There are a lot of ways to die
Dr. Siritunga also shared that when it comes to leading causes of death, there were intentional and unintentional deaths and while suicide was the leading cause of intentional deaths when it came to unintentional deaths, there were a number of non-exhaustive contributing factors.
He shared that in this upcoming action plan, they had covered the major problem areas of road traffic accidents, drowning, and home-based injuries. “People are most vulnerable when they are at home; 50% of recorded hospital injury-related treatments are caused by home accidents, including falls, electrocution, poisoning animal bites, etc.,” he said. “There is also a major focus on children and the elderly because those two categories would need to cover schools, playgrounds, daycare centres, care homes, elderly homes, and others.”

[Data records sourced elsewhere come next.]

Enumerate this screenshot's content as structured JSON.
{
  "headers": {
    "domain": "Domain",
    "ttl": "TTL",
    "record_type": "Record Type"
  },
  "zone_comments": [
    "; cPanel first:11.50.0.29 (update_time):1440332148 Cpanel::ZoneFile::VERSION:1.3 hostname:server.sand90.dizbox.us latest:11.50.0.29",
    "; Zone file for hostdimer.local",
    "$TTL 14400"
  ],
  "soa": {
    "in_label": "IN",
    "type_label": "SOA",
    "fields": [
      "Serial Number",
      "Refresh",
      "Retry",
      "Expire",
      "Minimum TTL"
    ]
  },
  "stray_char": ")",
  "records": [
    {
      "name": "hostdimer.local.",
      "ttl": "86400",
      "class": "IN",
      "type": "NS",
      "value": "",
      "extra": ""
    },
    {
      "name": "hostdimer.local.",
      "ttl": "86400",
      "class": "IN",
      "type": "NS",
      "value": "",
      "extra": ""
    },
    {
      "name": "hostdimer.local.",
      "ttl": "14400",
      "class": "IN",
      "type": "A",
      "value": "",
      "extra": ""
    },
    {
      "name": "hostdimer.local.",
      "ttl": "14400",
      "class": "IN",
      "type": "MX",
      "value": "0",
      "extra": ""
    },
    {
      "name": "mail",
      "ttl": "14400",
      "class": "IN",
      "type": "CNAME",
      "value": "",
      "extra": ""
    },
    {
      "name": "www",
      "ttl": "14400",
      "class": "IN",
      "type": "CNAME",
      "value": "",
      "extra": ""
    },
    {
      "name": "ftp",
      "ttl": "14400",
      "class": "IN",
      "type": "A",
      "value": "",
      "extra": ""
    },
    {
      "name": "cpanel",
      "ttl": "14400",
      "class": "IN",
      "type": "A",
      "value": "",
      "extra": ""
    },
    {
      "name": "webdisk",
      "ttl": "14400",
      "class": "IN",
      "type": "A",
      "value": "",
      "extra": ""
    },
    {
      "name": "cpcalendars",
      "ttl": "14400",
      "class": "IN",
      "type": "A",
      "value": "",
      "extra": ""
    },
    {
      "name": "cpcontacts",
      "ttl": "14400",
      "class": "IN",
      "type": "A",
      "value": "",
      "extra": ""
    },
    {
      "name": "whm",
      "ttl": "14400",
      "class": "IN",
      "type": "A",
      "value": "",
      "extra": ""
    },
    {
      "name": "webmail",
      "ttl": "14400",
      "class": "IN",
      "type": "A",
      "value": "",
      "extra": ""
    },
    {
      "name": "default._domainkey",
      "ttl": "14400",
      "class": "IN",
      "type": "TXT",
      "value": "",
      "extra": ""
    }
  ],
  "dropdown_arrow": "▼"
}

Addressing the effects of drowning, Dr. Siritunga said that human behaviour had been identified as a key risk factor for the occurrence of drowning. Confirming the findings of the WHO regional assessment, he added that in the process of experiencing respiratory impairment from submersion, other than deaths, lack of oxygen to the brain after a non-fatal drowning could lead to long-term disabilities ranging from memory problems and learning disabilities to complete loss of basic function.
He also noted that in the present experience, with the relaxation of Covid-19 related regulations, uncontrolled increase in human activity may be causing an increased risk of drowning. This is furthermore a reason to implement the finalised action plan at its earliest.
What can we do?
A review of the draft national water safety and drowning prevention model concluded that while drowning prevention had been on the injury prevention agenda in high-income countries for many years, many low and middle-income countries like Sri Lanka were working towards drowning prevention and seeking support from those in government, private sector and community settings.
The review proposed that in order to reduce accidental deaths by drowning, Sri Lanka can adopt certain steps, which includes providing internationally-recognised lifesaving training to Sri Lankan personnel across various industries, including tourism, swimming, lifesaving, and the armed forces; the expansion of lifesaving services utilising armed forces personnel previously involved in the civil conflict; and partnerships developed with Government, industries and non-profit organisations, just to name a few.